“My hope is to confront the picture without a ready technique or a prepared attitude—a condition which is nevertheless never completely attainable; to have no program and, necessarily then ,not preconceived style. To paint no Tworkovs.” *
Jack Tworkov was a founding member of the Club (1949). Born in Biala, Poland in 1900, Tworkov emigrated to New York City in 1913, with his mother and younger sister. The family reunited with their father, a tailor, and settled in Manhattan’s Lower East Side. Tworkov attended Stuyvesant High School and then went on to Columbia University, majoring in English. Tworkov had planned on becoming a writer, but upon seeing the paintings by Cezanne in an exhibition of French painting at the Brooklyn Museum in 1921, he decided to become an artist. He studied briefly at the National Academy of Design in 1924 and during this time, began spending summers in Provincetown, Massachusetts, where he befriended Karl Knaths and Edwin Dickinson. Tworkov also studied at the Art Students League. After a brief trip to Europe in 1933, Tworkov joined the Federal Art Project of the WPA in 1934, where he got to know Willem de Kooning and Mark Rothko among others. Tworkov’s first solo exhibition was held at ACA Gallery in 1940 and although the artist was beginning to experience some success, Tworkov stopped painting in 1942 to help in the war effort as a tool designer. When he resumed painting in 1945, Tworkov found himself increasingly interested in abstraction, which he saw as analogous, rather than antithetical, to figural representation. Tworkov had his first solo museum exhibition at the Baltimore Museum of Art in 1948.

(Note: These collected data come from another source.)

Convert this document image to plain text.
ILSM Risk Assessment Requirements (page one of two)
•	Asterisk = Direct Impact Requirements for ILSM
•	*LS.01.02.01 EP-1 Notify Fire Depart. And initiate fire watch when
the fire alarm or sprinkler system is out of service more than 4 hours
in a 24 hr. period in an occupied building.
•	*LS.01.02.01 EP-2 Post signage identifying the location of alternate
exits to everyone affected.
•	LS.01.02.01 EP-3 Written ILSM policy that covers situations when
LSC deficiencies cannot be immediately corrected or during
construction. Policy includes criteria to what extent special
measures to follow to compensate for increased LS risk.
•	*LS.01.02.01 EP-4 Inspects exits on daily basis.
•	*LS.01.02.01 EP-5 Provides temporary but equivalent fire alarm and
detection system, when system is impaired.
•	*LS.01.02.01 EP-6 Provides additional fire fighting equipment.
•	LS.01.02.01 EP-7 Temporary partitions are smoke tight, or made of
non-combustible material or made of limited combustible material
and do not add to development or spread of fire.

Tworkov’s rising prominence as a painter was aided by a 1953 article Fairfield Porter wrote for ARTNews. Entitled Tworkov Paints a Picture, the piece walked readers through Tworkov’s approach to painting and demystified abstraction by presenting it as a deliberate process in which an artist uses color, line, and flame-like brushstroke to express a subject, much like in figural representation.